3. 检查数据库状态为OPEN,使用nmon检查系统资源。如下一张截图所示,CPU利用率不高,但是CPU Wait%非常高。这意味着I/O不正常。可能出现了IO等待和争用(IO waits and contention)
CPU Wait%:显示采集间隔内所有CPU处于空闲且等待I/O完成的时间比例,Wait%是CPU空闲状态的一种,当CPU处于空闲状态而又有进程处于D状态(不可中断睡眠)时,系统会统计这时的时间,并计算到Wait%里,Wait%不是一个时间值,而是时间的比例,因此在同样I/O Wait时间下,服务器CPU越多,Wait%越低,它体现了I/O操作与计算操作之间的比例。对I/O密集型的应用来说一般Wait%较高.)

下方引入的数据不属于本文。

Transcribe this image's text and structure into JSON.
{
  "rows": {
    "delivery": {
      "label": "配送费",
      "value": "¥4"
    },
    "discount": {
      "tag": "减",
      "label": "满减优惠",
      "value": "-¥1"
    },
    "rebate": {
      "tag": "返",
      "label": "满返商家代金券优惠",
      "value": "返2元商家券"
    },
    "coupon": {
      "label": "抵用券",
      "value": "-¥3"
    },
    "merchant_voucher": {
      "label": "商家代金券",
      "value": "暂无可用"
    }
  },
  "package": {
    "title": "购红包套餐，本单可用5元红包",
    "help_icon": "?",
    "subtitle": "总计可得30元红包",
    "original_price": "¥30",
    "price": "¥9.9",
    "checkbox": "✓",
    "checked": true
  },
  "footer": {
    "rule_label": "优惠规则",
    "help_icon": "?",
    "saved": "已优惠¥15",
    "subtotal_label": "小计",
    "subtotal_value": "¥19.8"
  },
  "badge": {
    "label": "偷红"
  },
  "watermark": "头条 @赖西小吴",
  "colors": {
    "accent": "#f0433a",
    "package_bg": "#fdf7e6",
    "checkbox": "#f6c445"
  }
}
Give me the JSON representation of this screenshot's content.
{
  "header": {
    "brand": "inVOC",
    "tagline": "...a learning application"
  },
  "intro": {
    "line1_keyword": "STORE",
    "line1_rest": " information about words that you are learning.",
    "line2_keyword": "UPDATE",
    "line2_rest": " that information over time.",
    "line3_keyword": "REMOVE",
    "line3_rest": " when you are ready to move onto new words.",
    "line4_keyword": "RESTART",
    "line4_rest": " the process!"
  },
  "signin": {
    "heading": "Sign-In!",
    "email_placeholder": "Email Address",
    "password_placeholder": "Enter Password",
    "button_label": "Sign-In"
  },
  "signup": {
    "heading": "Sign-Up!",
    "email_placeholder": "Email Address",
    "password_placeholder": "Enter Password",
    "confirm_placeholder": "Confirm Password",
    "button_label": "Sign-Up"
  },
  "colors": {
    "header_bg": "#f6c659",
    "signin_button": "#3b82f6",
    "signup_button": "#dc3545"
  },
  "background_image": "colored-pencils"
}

4.打开邮件发现收到大量的监控告警日志作业发出的邮件,检查告警日志,发现里面有大量ORA错误信息,部分内容如下:
3 | | ORA-00494: enqueue [CF] held for too long (more than 900 seconds) by 'inst 1, osid 5166'
10 | | ORA-00494: enqueue [CF] held for too long (more than 900 seconds) by 'inst 1, osid 5166'
17 | | ORA-00494: enqueue [CF] held for too long (more than 900 seconds) by 'inst 1, osid 5166'
24 | | ORA-00494: enqueue [CF] held for too long (more than 900 seconds) by 'inst 1, osid 5166'
31 | | ORA-00494: enqueue [CF] held for too long (more than 900 seconds) by 'inst 1, osid 5166'
38 | | ORA-00239: timeout waiting for control file enqueue: held by 'inst 1, osid 5166' for more than 900 seconds
41 | | ORA-00494: enqueue [CF] held for too long (more than 900 seconds) by 'inst 1, osid 5166'
48 | | ORA-00239: timeout waiting for control file enqueue: held by 'inst 1, osid 5166' for more than 900 seconds
关于“ORA-00494: enqueue [CF] held for too long (more than 900 seconds).....”这个错误,我们先看看这个错误的相关描述:
[oracle@DB-Server ~]$ oerr ora 494
00494, 00000, "enqueue %s held for too long (more than %s seconds) by 'inst %s, osid %s'"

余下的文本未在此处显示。